Now the new interface heavily uses AJAX to maintain location context as best as possible. We have scales, fades, etc. as well as some important fixes. An example is that now adding an entry to the project conversation is done entirely via AJAX so when adding a comment, the page is not reloaded, yet the new comment is still fetched from the server and displayed on that page. It feels very cohesive, does not interrupt any discussion being hosted by PoP Project, and the location context is saved.

Red, White, and Black
Our strong belief that colors used should be minimal has had us playing around with different color schemes. A few months of meditation has lead us to the following scheme which we are trying on the new interface. White backgrund, black text, and red to attract the eye. We believe it presents very well, but we would love to hear from you.

Do you like the new look?

What are your thoughts on location context?

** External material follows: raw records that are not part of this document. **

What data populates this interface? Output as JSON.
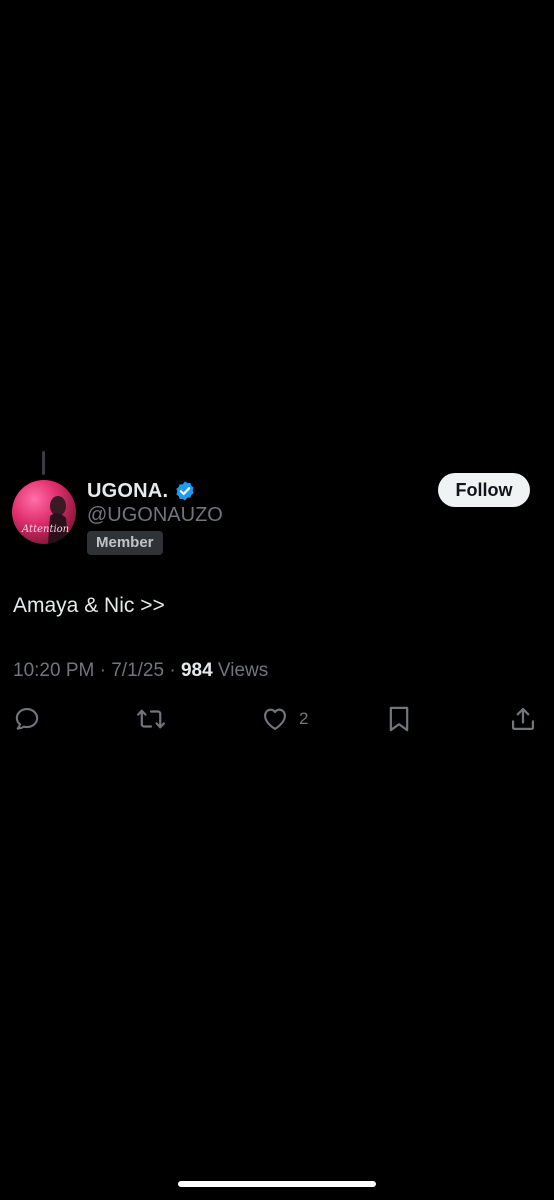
{
  "tweet": {
    "author": {
      "display_name": "UGONA.",
      "handle": "@UGONAUZO",
      "verified_icon": "verified-badge-icon",
      "badge": "Member",
      "avatar_text": "Attention"
    },
    "follow_label": "Follow",
    "text": "Amaya & Nic >>",
    "time": "10:20 PM",
    "date": "7/1/25",
    "separator": "·",
    "views_count": "984",
    "views_label": "Views",
    "actions": {
      "reply_icon": "reply-icon",
      "retweet_icon": "retweet-icon",
      "like_icon": "heart-icon",
      "like_count": "2",
      "bookmark_icon": "bookmark-icon",
      "share_icon": "share-icon"
    }
  },
  "colors": {
    "background": "#000000",
    "primary_text": "#e7e9ea",
    "secondary_text": "#71767b",
    "verified_blue": "#1d9bf0",
    "follow_bg": "#eff3f4"
  }
}
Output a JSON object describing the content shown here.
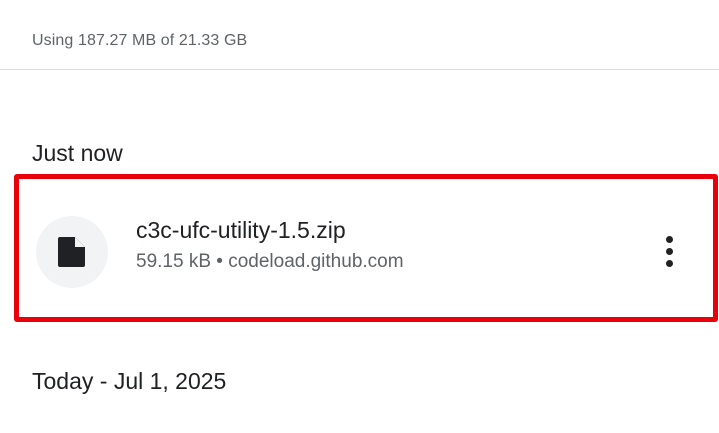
{
  "storage": {
    "usage_text": "Using 187.27 MB of 21.33 GB"
  },
  "sections": [
    {
      "heading": "Just now",
      "items": [
        {
          "file_name": "c3c-ufc-utility-1.5.zip",
          "size": "59.15 kB",
          "separator": "•",
          "source": "codeload.github.com",
          "icon": "file-icon"
        }
      ]
    },
    {
      "heading": "Today - Jul 1, 2025"
    }
  ],
  "colors": {
    "highlight_border": "#e8000b",
    "icon_background": "#f1f3f4"
  }
}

How are you using PoP Project?

Comments

UPDATE: Eyes burned, Lessons

diwant's picture

UPDATE: Eyes burned, Lessons Learned.

The red burned people's eyes and they let us know . As a side, that is what I like about the people that use PoP Project: they let us know when we are doing something wrong. This is very valuable for any product to have and we thank you all.

So we were told that the red was too red, and we listened. And we learned that red may look nice as a highlight, but it cannot be used very heavily. It starts to burn the reader's eyes and it takes away from the use of the site. So we have softened up our look to a cool gray with red highlights where needed. No more eye burning for our valued users!